Sabe, já faz muito tempo que não vejo meu pai, que não sei mais o cheiro dele e o seu jeito tosco de fazer piadas cínicas contagiando até o mais mal-humorado com uma gargalhada. Mas o que ele é, foi e será é parte da minha lembrança... aquela das minhas noites antes do sono quando fecho os olhos e lembro que ia ganhar um beijo, um carinho no cabelo louro escorrido e ele ia me embrulhar como um pãozinho que precisa crescer durante um tempo antes do forno. Talvez eu ainda seja pãozinho cru, crescendo e esperando o afago de fim de noite... e quem sabe um dia eu entenda que isso só deve existir na tela das minhas pálpebras, como um filminho que todos deixam em nós quando passam em nossas vidas.

terça-feira, 27 de janeiro de 2009

escape

Deitar na grama sentindo-a molhar a pele,
olhar pro céu e sonhar naquele segundo durando eternamente.

domingo, 18 de janeiro de 2009

e-se

cumpre se
o
secam
com prece,
suportam
o tampo

portam
tão
comO
cúmplice.

quinta-feira, 15 de janeiro de 2009

des Tino

Praguejado acordo, miro o espelho e nele encontro meu corpo repleto de sinais avermelhados, não vistos a olho nu.

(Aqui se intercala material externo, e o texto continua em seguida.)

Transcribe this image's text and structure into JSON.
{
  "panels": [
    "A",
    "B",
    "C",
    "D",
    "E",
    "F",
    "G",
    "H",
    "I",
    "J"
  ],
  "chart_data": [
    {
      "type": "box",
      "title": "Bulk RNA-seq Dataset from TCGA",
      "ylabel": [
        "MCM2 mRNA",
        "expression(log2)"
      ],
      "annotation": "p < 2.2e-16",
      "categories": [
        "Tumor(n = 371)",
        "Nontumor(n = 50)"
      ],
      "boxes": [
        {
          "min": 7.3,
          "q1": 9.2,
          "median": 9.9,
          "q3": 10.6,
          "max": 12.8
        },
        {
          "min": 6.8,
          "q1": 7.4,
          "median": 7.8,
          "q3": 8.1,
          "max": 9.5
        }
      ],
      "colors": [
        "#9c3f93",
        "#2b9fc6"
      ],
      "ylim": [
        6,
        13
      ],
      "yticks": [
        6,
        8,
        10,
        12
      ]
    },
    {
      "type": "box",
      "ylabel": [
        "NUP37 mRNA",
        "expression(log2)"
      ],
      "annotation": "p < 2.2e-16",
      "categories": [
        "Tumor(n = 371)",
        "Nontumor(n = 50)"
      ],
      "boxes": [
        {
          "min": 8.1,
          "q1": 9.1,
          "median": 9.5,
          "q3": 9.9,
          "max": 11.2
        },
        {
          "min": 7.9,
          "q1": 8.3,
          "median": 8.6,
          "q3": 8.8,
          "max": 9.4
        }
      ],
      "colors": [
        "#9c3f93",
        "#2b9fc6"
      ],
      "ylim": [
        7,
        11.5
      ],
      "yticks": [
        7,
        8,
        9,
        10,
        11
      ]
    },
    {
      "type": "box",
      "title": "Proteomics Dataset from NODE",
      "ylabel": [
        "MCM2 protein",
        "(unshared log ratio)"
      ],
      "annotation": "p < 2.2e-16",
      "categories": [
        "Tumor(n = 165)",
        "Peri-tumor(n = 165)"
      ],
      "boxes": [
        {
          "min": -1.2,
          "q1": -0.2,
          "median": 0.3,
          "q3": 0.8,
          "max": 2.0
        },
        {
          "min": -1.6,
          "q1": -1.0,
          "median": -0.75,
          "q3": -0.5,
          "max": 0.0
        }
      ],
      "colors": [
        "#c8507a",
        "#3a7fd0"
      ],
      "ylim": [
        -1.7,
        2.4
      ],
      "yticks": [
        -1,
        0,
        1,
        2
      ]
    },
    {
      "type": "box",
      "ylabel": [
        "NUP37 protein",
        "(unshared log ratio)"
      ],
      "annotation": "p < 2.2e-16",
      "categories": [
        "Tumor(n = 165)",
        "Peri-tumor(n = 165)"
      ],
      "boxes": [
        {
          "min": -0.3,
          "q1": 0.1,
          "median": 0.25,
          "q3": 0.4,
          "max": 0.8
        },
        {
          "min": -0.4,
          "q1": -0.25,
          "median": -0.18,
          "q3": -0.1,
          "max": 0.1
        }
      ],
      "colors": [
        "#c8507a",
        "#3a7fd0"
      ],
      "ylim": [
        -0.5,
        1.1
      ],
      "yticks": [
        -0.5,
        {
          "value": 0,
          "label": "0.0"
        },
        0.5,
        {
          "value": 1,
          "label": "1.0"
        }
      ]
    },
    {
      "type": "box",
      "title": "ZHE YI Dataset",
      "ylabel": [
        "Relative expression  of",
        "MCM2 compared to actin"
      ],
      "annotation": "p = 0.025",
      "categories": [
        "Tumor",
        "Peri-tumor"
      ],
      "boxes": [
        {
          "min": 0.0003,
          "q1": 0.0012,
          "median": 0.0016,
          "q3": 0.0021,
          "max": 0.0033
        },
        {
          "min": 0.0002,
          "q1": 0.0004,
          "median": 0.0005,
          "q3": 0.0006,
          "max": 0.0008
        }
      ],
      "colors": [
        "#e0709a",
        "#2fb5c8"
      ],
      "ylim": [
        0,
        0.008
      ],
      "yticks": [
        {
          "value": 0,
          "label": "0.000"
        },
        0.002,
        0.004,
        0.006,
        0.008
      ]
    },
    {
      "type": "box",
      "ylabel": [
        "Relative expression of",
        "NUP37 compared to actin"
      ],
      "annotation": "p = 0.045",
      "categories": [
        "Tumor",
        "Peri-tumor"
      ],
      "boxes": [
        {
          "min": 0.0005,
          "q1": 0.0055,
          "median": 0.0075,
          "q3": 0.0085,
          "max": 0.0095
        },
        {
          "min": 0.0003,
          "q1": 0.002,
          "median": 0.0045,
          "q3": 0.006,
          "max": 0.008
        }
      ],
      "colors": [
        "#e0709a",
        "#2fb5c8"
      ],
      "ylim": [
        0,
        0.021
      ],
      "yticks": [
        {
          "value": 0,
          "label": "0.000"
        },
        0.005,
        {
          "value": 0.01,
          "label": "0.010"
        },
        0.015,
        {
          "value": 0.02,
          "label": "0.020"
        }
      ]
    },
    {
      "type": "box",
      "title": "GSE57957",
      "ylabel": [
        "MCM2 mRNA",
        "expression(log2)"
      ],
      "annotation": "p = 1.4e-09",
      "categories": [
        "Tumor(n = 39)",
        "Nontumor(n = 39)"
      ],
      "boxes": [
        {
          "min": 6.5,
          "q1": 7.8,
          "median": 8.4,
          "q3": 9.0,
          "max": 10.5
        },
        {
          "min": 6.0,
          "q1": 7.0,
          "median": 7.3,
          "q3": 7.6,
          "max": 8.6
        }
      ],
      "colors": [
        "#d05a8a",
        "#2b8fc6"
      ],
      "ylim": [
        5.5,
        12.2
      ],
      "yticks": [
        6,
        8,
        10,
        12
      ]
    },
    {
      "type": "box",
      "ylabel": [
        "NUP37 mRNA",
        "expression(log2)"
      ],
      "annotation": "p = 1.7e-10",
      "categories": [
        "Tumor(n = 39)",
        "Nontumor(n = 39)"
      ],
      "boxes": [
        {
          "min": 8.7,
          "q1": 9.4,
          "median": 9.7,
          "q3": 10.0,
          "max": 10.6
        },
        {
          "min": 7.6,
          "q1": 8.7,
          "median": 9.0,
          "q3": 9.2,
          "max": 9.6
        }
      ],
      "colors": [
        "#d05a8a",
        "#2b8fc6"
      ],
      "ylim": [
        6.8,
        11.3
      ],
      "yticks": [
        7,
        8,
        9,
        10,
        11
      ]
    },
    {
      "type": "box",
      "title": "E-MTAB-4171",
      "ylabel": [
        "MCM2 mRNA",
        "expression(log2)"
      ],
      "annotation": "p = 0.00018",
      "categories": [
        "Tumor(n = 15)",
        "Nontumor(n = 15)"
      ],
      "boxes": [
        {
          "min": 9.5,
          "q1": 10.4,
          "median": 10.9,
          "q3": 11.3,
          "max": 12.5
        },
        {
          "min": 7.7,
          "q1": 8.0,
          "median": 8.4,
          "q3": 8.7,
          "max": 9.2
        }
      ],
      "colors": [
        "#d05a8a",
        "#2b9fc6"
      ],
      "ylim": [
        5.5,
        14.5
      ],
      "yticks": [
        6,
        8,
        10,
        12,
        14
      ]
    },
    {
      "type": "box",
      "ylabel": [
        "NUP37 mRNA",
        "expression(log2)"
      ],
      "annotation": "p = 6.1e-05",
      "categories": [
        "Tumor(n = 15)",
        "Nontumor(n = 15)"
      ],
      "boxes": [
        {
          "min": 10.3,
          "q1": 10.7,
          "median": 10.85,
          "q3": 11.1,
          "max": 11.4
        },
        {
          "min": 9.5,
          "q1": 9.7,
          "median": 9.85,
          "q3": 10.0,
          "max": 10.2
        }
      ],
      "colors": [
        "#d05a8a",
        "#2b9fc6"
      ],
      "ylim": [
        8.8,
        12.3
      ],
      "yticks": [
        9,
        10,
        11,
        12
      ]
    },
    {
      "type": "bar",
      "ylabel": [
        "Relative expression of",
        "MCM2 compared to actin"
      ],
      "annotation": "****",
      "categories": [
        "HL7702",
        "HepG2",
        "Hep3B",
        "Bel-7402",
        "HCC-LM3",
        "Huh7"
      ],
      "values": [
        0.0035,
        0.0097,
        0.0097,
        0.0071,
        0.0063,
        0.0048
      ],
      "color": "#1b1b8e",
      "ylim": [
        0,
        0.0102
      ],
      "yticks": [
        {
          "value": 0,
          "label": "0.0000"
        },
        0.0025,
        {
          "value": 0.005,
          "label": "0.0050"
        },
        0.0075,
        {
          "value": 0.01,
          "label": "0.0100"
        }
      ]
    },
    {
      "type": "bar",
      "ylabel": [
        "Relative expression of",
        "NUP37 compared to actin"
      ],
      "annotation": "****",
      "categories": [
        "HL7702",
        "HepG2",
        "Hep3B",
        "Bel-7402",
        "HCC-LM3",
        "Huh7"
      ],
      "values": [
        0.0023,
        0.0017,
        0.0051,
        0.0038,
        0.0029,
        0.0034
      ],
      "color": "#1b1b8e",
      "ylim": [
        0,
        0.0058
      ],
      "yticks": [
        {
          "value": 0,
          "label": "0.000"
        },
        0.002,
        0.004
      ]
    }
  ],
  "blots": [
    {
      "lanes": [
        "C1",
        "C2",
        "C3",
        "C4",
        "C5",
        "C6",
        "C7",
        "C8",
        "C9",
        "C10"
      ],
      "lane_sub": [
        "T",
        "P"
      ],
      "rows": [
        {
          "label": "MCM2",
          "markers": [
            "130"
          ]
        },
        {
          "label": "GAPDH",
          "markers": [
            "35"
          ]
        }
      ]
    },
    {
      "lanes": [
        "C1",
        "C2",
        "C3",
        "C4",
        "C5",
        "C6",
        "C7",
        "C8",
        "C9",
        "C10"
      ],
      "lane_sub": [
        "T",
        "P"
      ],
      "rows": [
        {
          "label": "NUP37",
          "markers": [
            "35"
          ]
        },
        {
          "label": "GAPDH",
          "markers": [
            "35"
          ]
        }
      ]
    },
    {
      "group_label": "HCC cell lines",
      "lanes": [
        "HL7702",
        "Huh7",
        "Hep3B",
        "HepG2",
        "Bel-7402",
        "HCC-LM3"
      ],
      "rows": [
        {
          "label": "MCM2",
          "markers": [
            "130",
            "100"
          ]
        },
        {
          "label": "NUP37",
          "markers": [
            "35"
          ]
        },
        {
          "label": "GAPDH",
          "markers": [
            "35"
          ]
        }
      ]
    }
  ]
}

Olho pro meu braço, tentando encontrar as pequenas manchas em busca de um alívio da coceira, mas nada encontro. A partir daí demandas de respostas a questões intrínsecas desencadearam sem cessar. Há muita dor não vista, muitas dúvidas não questionadas, muitas palavras não ditas e mesmo assim elas coçam. Eu, preciso olhar o reflexo, analisando os detalhes de cada brotoeja, sabendo assim o remédio adequado de cada uma.
Sem maquiagem logo pela manhã, com sardas, arranhões e pêlos crescendo me incomodo, num aborrecimento da minha própria imagem escancarando o que deve ser curado.
Será que espero um pouco pra ver se passa? Tem essa pomada, Bepan... enfim, será que serve? Tem arnica, álcool, óleo. Há inúmeras possibilidades, mas sei que uma será certeira, me evitando possíveis alergias e resistências ao que não me é adequado.
Rendo-me ao livro com telefones de 'médicos' e em busca deles vou... com ânsia de solução. Sei que eles me guiarão, que junto a eles tenho tino pro mundo e que sem eles todas as doenças já teriam me matado.